One of the fondest memories I have of me and my dad is swimming at the Upper Perk pool in the summer. Now, you need to understand my father. He was born and raised in Germany and emigrated here when he was 18. So, he was very much European, and his swim attire definitely portrayed this.
As much as I loved swimming with my dad, I also absolutely hated it because he indeed wore a speedo; a big, giant, German guy in a speedo. Yes, that was my childhood. And while I hated it at the time, I can definitely look back on it now and laugh because really, a big, giant, hairy German guy in a speedo at this barely suburban, local pool??!! LOL!
But my favorite thing about swimming with Norbert wasn’t so much about “practicing my skills,” it was about having fun in the water with my dad (which, btw, once we were in the water, the embarrassment faded–as the water covered up that speedo). We would totally race, but he would also toss me around, and flip me and it was always just a nice time of us goofing off and being outside on those warm, summer evenings. We would always leave the pool starving and eat ice cream when we got home, and my mom would always give us “the look” when we wanted 3 scoops, but we were growing kids! Yes, Norbert was a giant kid when it came to us playing and eating.
I never thought of this time as practicing, but that was what Norbert and I were doing, however unknowingly. When I was super little (like 4 years old), he would toss me up in the air spinning and catch me and splash me. This got me more comfortable with being splashed, with getting water in my face, with going all the way under the water. As I grew, our races meant that I was practicing my strokes, however inefficiently they might have been. But, I was learning how my body worked in the water; how I could make it go faster; how I could hold my breath longer and longer; and how I could flip and turn and rotate and use the water to my advantage.
While this might seem like a simple story about me and my dad, it really extends out to what parents can do to help their children progress at swimming, no matter their ability level.
And parents, you don’t have to wait until the pools open for the summer. You can practice this all year long with your kids, even in the comfort of your own home!
Tub time is a great time to start acclimating your kids to the water. It’s your child’s home, so it’s completely safe and comfortable. This is where you can start dripping water over their head (and eventually face) with their buckets and toys. This is also a great place to start splashing and blowing bubbles. If your tub is big enough and your child is small enough, you can even work on back floats and possibly front floats.
We have spent A LOT of time in our houses this year, and if you are ready to get out, we offer free Friday Family swims for students currently enrolled in swim lessons. Here, you can practice all those skills that I practiced with my dad. We have times on Friday afternoons from 1–230. This time you don’t need to schedule in advance. We also have Friday evening times, 630-715 or 715-8. These times you must schedule in advance with our Front Desk so we can maintain physical distancing.

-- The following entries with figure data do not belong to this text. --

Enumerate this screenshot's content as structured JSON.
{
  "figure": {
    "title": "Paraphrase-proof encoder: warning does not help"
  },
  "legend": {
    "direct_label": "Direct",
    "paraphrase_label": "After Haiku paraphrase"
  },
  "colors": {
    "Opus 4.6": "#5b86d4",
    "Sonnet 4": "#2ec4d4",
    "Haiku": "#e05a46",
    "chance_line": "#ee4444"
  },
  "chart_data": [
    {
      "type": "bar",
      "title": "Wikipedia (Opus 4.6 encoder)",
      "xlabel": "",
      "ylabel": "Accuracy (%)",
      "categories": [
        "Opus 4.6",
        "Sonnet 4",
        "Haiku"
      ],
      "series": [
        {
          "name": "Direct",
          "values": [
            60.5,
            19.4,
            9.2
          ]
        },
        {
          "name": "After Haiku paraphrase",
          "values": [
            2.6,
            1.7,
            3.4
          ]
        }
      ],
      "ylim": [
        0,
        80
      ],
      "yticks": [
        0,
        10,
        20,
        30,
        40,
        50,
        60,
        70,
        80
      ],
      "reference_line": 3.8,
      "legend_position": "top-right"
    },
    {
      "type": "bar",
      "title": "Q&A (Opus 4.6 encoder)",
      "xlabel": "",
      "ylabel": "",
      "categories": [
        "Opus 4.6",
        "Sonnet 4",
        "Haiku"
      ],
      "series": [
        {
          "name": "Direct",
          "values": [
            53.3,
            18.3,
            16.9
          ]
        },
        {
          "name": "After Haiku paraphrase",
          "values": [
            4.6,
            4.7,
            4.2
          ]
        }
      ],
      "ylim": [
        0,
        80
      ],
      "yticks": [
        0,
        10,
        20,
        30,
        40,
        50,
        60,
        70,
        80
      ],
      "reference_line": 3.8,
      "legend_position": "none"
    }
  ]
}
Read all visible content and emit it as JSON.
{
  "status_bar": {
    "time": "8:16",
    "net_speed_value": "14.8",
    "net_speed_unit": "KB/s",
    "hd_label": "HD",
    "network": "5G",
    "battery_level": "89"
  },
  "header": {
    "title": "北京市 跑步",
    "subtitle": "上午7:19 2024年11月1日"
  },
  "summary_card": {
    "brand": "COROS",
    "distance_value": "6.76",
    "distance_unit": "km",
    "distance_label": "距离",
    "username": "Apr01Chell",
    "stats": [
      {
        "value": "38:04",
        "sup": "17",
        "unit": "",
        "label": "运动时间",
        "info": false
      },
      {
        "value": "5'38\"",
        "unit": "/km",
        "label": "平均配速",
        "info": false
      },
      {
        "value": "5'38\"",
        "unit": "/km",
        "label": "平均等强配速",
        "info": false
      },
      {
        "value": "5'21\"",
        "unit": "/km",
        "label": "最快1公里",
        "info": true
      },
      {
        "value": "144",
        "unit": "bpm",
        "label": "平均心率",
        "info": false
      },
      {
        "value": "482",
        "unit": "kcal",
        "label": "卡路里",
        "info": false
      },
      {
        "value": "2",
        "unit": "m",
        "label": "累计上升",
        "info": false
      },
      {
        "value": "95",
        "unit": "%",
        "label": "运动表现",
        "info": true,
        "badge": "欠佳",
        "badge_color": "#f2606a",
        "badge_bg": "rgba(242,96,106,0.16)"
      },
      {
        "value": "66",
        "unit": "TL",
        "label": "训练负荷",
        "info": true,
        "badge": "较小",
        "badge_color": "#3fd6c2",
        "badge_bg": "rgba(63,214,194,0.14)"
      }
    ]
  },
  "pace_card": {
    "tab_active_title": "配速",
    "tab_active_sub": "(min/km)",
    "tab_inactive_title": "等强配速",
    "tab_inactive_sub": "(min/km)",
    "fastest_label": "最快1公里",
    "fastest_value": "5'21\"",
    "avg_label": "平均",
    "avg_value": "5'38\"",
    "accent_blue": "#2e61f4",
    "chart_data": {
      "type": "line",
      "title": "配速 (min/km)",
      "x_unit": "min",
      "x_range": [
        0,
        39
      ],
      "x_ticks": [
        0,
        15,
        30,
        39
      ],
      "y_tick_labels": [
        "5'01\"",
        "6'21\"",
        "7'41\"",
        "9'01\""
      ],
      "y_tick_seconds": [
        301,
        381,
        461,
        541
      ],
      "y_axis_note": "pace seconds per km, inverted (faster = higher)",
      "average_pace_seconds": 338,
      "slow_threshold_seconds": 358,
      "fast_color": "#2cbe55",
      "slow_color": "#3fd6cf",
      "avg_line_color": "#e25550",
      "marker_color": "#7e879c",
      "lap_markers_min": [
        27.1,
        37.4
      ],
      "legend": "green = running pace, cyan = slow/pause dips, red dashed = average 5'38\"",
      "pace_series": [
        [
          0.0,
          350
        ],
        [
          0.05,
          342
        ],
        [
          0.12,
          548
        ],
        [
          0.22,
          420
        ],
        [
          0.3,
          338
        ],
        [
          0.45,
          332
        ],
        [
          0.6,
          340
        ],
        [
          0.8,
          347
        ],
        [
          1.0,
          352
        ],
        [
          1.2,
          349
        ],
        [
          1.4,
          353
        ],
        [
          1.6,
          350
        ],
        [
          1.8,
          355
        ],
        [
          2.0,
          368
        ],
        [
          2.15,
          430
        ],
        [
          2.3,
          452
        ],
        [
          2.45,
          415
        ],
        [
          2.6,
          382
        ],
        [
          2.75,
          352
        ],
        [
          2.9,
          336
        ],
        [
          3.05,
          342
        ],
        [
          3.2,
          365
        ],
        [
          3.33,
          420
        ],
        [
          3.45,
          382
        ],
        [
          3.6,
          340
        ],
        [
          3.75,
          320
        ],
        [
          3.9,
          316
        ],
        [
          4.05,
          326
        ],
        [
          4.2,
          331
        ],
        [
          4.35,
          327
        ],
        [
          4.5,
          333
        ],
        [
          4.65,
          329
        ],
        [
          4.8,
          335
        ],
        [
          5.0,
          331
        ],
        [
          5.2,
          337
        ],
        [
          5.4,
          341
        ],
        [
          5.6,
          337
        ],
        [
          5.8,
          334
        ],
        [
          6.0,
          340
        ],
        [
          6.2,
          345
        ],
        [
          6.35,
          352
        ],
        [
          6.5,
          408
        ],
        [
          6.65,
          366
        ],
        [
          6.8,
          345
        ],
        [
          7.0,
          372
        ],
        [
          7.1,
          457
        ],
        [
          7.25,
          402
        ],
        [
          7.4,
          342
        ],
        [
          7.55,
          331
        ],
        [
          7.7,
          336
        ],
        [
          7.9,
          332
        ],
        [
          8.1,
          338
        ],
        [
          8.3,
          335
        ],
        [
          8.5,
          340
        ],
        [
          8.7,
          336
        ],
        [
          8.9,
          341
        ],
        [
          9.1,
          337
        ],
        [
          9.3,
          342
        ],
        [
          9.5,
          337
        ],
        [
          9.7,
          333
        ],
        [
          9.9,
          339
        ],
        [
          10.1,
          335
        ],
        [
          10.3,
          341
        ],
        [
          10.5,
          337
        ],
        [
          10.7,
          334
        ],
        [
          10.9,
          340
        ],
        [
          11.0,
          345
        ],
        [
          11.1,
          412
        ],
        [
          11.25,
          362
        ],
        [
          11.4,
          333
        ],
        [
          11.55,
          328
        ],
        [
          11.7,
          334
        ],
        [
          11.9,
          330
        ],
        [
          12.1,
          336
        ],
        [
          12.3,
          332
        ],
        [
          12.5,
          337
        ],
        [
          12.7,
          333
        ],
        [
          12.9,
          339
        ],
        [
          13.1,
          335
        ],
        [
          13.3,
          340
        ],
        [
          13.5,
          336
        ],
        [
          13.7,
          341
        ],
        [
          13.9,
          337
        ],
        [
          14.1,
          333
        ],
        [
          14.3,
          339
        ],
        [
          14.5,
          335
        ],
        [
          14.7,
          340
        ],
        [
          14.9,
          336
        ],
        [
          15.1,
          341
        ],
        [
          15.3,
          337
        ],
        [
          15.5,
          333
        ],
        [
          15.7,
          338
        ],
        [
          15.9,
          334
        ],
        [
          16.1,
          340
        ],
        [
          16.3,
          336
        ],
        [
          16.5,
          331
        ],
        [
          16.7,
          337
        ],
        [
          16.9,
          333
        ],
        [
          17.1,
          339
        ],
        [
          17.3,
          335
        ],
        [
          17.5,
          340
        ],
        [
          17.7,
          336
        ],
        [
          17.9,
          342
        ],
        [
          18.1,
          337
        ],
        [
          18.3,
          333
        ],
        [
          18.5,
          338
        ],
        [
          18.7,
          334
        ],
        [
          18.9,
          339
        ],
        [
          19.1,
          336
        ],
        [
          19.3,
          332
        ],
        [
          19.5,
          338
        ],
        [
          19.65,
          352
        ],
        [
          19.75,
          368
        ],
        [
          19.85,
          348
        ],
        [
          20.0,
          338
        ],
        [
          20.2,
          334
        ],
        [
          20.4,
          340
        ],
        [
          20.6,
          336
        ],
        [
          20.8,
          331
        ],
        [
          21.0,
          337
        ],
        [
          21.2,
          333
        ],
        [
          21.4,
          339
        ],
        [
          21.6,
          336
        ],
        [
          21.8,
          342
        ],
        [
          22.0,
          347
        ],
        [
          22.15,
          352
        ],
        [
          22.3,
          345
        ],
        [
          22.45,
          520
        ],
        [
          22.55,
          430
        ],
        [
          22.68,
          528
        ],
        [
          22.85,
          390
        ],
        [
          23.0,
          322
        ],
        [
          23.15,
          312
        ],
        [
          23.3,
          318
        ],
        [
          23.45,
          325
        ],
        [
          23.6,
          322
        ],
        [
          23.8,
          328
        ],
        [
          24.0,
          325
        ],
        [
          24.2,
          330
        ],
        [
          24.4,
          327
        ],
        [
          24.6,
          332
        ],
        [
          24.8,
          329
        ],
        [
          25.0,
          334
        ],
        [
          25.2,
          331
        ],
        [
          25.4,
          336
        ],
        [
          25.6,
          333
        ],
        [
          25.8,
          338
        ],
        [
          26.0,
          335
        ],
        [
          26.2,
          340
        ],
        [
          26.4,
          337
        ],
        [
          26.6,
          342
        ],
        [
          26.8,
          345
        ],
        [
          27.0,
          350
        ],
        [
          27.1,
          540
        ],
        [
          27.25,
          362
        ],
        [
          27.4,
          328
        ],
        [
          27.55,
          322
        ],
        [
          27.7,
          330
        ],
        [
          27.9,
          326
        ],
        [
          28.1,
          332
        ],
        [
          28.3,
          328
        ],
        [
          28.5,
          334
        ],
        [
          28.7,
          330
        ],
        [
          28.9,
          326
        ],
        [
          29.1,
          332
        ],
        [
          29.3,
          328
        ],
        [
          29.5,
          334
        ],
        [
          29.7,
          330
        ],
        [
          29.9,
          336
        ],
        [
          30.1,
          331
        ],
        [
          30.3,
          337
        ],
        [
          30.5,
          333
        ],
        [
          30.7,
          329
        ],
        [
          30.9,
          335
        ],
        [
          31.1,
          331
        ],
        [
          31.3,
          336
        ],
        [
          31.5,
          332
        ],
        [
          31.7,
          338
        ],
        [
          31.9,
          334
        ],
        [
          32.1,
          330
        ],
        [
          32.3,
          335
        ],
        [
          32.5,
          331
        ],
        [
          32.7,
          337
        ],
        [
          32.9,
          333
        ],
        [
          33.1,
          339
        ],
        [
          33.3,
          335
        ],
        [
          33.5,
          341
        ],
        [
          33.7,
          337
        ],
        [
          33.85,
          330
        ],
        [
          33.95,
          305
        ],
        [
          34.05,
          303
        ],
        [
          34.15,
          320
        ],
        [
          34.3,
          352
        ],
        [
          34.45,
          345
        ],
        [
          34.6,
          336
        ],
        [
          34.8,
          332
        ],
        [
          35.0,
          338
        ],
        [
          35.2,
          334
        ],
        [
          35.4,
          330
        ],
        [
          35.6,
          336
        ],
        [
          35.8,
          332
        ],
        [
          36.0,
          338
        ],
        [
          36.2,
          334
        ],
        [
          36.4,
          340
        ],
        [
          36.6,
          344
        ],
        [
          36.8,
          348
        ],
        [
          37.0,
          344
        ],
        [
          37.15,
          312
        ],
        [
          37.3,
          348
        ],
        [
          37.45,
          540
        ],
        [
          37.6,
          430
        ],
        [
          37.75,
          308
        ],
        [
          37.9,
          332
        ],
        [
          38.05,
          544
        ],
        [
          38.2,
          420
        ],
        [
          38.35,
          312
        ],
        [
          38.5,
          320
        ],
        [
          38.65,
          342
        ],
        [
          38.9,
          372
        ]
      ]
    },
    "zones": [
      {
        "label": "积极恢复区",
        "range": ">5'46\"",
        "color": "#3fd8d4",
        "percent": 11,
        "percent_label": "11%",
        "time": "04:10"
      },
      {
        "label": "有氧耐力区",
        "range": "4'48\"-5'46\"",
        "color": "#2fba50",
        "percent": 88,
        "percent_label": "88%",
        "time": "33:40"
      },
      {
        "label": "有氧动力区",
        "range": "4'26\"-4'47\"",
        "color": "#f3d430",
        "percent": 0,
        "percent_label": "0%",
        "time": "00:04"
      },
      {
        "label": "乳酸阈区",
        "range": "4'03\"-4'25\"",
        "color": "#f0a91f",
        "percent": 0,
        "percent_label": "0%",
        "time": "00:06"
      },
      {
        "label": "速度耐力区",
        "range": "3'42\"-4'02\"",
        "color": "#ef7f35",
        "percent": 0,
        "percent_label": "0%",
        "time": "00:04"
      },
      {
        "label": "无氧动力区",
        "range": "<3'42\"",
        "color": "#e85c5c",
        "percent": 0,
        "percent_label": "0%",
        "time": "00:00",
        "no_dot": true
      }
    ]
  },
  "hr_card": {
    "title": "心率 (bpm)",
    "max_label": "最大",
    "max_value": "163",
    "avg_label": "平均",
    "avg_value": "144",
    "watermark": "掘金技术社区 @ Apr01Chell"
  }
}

And just because your kids might be able to beat you in races, you should still come and swim and play. You can have your child teach you breaststroke or butterfly, even if it’s not exactly correct. The very act of teaching will help solidify the theory of what the stroke entails and how to do it in the child’s brain. Showing you can help them understand how their body works in the water.
Always remember though, Family Swim is for play and for fun! Let your child splash and experiment and be goofballs in the water. So much of their time is spent having to “be serious and listen.” Let them have this time with you to have fun, practice some skills (even if it doesn’t necessarily look like practicing), and be kids. While they may not end up becoming Michael Phelps, they will probably remember spending this time with you and enjoying swimming and playing in the pool for years to come, even if you do wear a speedo.